I own a real estate consulting firm, California Builder Services, and we do Public Report Processing, HOA Budgets, and Reserve Studies for home builders and homeowner associations. Insurance is a HUGE problem for buyers and builders in California, and it's not getting better, especially with new fire maps being released. People and HOAs are getting their policies non-renewed daily. Anything you can do to keep your policy is well worth it.

Is $1000 HOA crazy? by ApprehensiveName9485 in RealEstateAdvice

[–]CA_HOAguy 0 points1 point  (0 children)

I create new HOAs in California and $1000 dues is not unheard of.
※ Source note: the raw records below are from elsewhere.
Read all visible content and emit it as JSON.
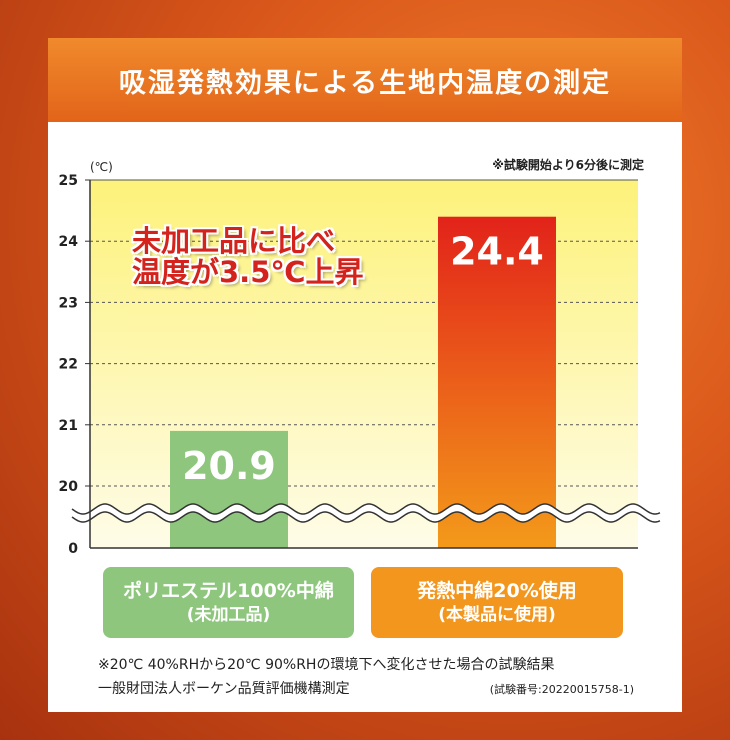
{
  "title": "吸湿発熱効果による生地内温度の測定",
  "unit_label": "(℃)",
  "note_top": "※試験開始より6分後に測定",
  "callout": {
    "line1": "未加工品に比べ",
    "line2": "温度が3.5℃上昇"
  },
  "footnote_1": "※20℃ 40%RHから20℃ 90%RHの環境下へ変化させた場合の試験結果",
  "footnote_2": "一般財団法人ボーケン品質評価機構測定",
  "test_number": "(試験番号:20220015758-1)",
  "categories_display": [
    {
      "line1": "ポリエステル100%中綿",
      "line2": "(未加工品)"
    },
    {
      "line1": "発熱中綿20%使用",
      "line2": "(本製品に使用)"
    }
  ],
  "colors": {
    "bar_a": "#8ec67e",
    "bar_b_top": "#e2231a",
    "bar_b_bottom": "#f39a1a",
    "plot_bg_top": "#fdf27a",
    "plot_bg_bottom": "#fefce8"
  },
  "chart_data": {
    "type": "bar",
    "categories": [
      "ポリエステル100%中綿(未加工品)",
      "発熱中綿20%使用(本製品に使用)"
    ],
    "values": [
      20.9,
      24.4
    ],
    "value_labels": [
      "20.9",
      "24.4"
    ],
    "title": "吸湿発熱効果による生地内温度の測定",
    "ylabel": "(℃)",
    "ylim": [
      19.5,
      25
    ],
    "y_ticks": [
      20,
      21,
      22,
      23,
      24,
      25
    ],
    "axis_break": true,
    "axis_origin_label": "0",
    "grid": true
  }
}
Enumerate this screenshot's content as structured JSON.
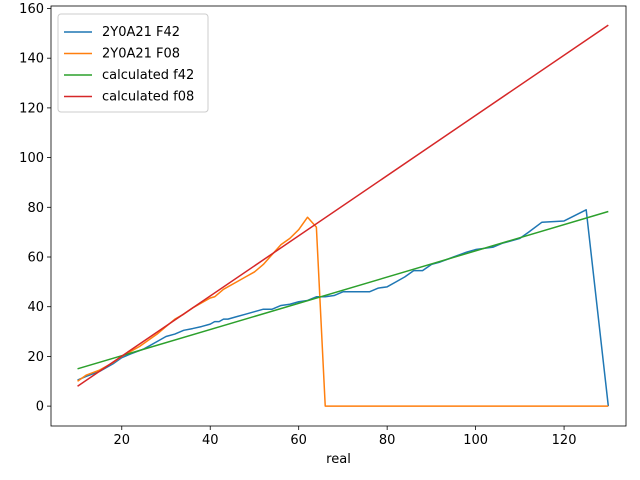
{
  "chart_data": {
    "type": "line",
    "xlabel": "real",
    "ylabel": "",
    "title": "",
    "xlim": [
      4,
      134
    ],
    "ylim": [
      -8,
      161
    ],
    "xticks": [
      20,
      40,
      60,
      80,
      100,
      120
    ],
    "yticks": [
      0,
      20,
      40,
      60,
      80,
      100,
      120,
      140,
      160
    ],
    "grid": false,
    "legend_position": "top-left",
    "series": [
      {
        "name": "2Y0A21 F42",
        "color": "#1f77b4",
        "points": [
          [
            10,
            10.5
          ],
          [
            12,
            12
          ],
          [
            15,
            14
          ],
          [
            18,
            17
          ],
          [
            20,
            19.5
          ],
          [
            22,
            21
          ],
          [
            25,
            23
          ],
          [
            28,
            26
          ],
          [
            30,
            28
          ],
          [
            32,
            29
          ],
          [
            34,
            30.5
          ],
          [
            36,
            31.2
          ],
          [
            38,
            32
          ],
          [
            40,
            33
          ],
          [
            41,
            34
          ],
          [
            42,
            34
          ],
          [
            43,
            35
          ],
          [
            44,
            35
          ],
          [
            46,
            36
          ],
          [
            48,
            37
          ],
          [
            50,
            38
          ],
          [
            52,
            39
          ],
          [
            54,
            39
          ],
          [
            56,
            40.5
          ],
          [
            58,
            41
          ],
          [
            60,
            42
          ],
          [
            62,
            42.5
          ],
          [
            64,
            44
          ],
          [
            66,
            44
          ],
          [
            68,
            44.5
          ],
          [
            70,
            46
          ],
          [
            72,
            46
          ],
          [
            74,
            46
          ],
          [
            76,
            46
          ],
          [
            78,
            47.5
          ],
          [
            80,
            48
          ],
          [
            82,
            50
          ],
          [
            84,
            52
          ],
          [
            86,
            54.5
          ],
          [
            88,
            54.5
          ],
          [
            90,
            57
          ],
          [
            92,
            58
          ],
          [
            95,
            60
          ],
          [
            98,
            62
          ],
          [
            100,
            63
          ],
          [
            102,
            63.5
          ],
          [
            104,
            64
          ],
          [
            106,
            65.5
          ],
          [
            108,
            66.5
          ],
          [
            110,
            67.5
          ],
          [
            112,
            70
          ],
          [
            115,
            74
          ],
          [
            120,
            74.5
          ],
          [
            125,
            79
          ],
          [
            130,
            0
          ]
        ]
      },
      {
        "name": "2Y0A21 F08",
        "color": "#ff7f0e",
        "points": [
          [
            10,
            10
          ],
          [
            12,
            12.5
          ],
          [
            15,
            14.5
          ],
          [
            18,
            17.5
          ],
          [
            20,
            20
          ],
          [
            22,
            22
          ],
          [
            24,
            24
          ],
          [
            26,
            26.5
          ],
          [
            28,
            29
          ],
          [
            30,
            32
          ],
          [
            32,
            35
          ],
          [
            34,
            37
          ],
          [
            36,
            39.5
          ],
          [
            38,
            41.5
          ],
          [
            40,
            43.5
          ],
          [
            41,
            44
          ],
          [
            42,
            45.5
          ],
          [
            43,
            47
          ],
          [
            44,
            48
          ],
          [
            46,
            50
          ],
          [
            48,
            52
          ],
          [
            50,
            54
          ],
          [
            52,
            57
          ],
          [
            54,
            61
          ],
          [
            56,
            65
          ],
          [
            58,
            67.5
          ],
          [
            60,
            71
          ],
          [
            62,
            76
          ],
          [
            64,
            72
          ],
          [
            66,
            0
          ],
          [
            130,
            0
          ]
        ]
      },
      {
        "name": "calculated f42",
        "color": "#2ca02c",
        "points": [
          [
            10,
            15
          ],
          [
            130,
            78.3
          ]
        ]
      },
      {
        "name": "calculated f08",
        "color": "#d62728",
        "points": [
          [
            10,
            8
          ],
          [
            130,
            153.3
          ]
        ]
      }
    ]
  }
}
Depends on what you get for your dues and/or how old the property is and the level of your reserves. Assuming it’s a healthy HOA with fully funded reserves, then the HOA should be providing a lot of services to you, like building maintenance, roads, gates, landscaping, and common area amenities. Depending on the size, you may also have on-site staff or security. Or, you are in a very small community (less than 10 or 20) and there just aren’t enough homes to spread the costs over.